Une analyse enrichissante structurée en 4 temps
Le CNNum a mené une analyse à la fois au niveau individuel et collectif, permettant d’examiner les relations directes entre les deux groupes, et celles entre humains lorsque nos corps sont médiés (comme en visioconférence), représentés (comme dans le métavers) ou associés à la machine (comme avec des exosquelettes).
Le rapport se décompose en 4 étapes :
- Corps et interactions entre humains et machines : de l’importance du langage non verbal. L’interaction entre les personnes passe beaucoup par le langage des corps, comment s’insèrent les machines dans ces interactions ? L’étude souligne les formes plus ou moins réussies de ces interactions inédites et leurs conséquences variées.
- Machine, travail et corps : la révolution industrielle se prolonge à l’ère numérique. L’étude est plus limpide et souligne une avancée dans la pénibilité des tâches, l’allégement des risques… mais au détriment d’une perte de sens et de compétences des travailleurs et travailleuses allant même jusqu’à un sentiment de déshumanisation.
- La machine entre dans les bureaux : révolution numérique, travailleurs·euses intermédiaires et cadres. À nouveau, le rapport souligne les avancées permises mais qui sont contrebalancées par la surcharge informationnelle, l’hyperconnectivité, les fatigues associées… entraînant également une perte de sens. Ce sentiment se voit renforcé depuis la pandémie avec le développement d’une forme hybride “bureau/télétravail” qui fragmente les équipes et les lieux de travail.

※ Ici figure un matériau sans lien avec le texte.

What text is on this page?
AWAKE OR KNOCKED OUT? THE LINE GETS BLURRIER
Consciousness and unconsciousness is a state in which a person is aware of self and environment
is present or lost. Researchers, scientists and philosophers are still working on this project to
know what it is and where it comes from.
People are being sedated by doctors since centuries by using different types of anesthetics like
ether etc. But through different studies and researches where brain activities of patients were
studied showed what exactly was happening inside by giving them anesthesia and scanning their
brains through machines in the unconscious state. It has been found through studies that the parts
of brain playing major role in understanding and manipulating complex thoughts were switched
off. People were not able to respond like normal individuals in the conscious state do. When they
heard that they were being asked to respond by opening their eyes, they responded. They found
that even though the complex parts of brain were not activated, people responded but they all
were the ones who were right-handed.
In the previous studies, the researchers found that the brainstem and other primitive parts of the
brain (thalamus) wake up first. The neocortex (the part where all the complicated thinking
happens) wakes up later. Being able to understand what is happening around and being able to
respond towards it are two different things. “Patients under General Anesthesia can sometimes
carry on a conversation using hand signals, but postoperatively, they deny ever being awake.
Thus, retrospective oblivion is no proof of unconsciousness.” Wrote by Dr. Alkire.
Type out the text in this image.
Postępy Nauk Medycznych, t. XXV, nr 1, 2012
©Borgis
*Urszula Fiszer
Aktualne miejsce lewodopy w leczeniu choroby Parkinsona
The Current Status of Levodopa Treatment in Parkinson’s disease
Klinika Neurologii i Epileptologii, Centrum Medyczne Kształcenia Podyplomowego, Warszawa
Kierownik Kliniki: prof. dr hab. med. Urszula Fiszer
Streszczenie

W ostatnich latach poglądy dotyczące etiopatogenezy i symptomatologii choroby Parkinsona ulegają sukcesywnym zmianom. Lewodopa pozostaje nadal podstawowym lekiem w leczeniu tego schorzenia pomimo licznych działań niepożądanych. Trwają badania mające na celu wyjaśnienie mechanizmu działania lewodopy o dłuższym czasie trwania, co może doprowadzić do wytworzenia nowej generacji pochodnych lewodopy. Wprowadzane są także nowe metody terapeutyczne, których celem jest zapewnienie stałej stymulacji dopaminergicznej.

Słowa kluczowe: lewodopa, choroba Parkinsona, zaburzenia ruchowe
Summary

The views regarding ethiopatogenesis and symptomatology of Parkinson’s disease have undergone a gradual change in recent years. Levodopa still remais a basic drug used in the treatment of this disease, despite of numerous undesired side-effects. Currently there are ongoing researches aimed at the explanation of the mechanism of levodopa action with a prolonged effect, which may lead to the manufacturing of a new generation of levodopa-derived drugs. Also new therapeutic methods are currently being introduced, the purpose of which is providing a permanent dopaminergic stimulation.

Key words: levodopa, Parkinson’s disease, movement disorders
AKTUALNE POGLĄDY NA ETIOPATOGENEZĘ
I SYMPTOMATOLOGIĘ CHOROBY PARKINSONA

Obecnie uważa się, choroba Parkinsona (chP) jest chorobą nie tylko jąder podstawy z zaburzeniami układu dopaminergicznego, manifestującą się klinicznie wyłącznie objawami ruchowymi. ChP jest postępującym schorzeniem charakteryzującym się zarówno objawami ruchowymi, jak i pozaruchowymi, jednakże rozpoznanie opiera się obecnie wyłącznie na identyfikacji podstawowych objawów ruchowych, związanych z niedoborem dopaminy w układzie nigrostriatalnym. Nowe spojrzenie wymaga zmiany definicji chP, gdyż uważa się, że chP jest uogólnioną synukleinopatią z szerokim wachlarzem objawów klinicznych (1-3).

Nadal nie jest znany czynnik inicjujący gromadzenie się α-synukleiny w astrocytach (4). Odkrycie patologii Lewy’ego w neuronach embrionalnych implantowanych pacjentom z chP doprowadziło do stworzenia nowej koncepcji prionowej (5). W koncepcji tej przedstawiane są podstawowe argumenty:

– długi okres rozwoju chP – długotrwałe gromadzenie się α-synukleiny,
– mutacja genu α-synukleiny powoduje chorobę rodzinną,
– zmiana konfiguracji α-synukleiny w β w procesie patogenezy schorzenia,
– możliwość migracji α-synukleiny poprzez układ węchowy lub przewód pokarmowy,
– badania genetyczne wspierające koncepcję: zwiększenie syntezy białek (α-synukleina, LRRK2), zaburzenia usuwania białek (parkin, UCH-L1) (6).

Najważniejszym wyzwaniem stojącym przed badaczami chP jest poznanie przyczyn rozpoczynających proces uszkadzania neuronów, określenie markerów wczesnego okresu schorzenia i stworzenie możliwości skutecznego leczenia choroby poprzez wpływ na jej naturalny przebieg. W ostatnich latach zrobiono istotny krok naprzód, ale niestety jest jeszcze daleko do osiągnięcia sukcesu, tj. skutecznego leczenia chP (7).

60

- La machine comme extension du corps : vers d’autres façons d’être au travail ? Le rapport s’interroge sur les dernières avancées qui se déploient progressivement permettant d’améliorer davantage l’efficacité des corps des travailleurs·euses comme les exosquelettes. Il s’agit de dispositifs visant à “augmenter” des corps pour réaliser des tâches que ni l’humain ni la machine ne sont capables de faire de façon autonome. Les membres du CNNum relèvent les questions éthiques, physiques, psychologiques et juridiques à se poser par ces innovations.
En conclusion, 10 leviers sont présentés avec pour objectif de rendre les humains acteurs de leur relation aux machines auxquels ils sont confrontés dans l’exercice de leur activité, et ce, dès la conception de ces outils. Il est souligné de se soucier des effets et conséquences pour les personnes dans l’utilisation de ces outils, pour veiller à ce que les dispositifs soient toujours, et avant tout, au bénéfice de l’humain. À l’heure où les avancées de l’intelligence artificielle avec ChatGPT font l’objet de débats, ce rapport arrive à point nommé. À l’UNSA Éducation nous considérons qu’il en va de même pour l’Éducation : les avancées technologiques doivent demeurer des outils et non une fin. L’École du futur ne pourra pas reposer que sur le développement numérique et technologique en son sein. Elle devra être profondément humanisée, dans des lieux d’étude pensés comme des lieux de vie, de lien social, intergénérationnels et ouverts sur le monde.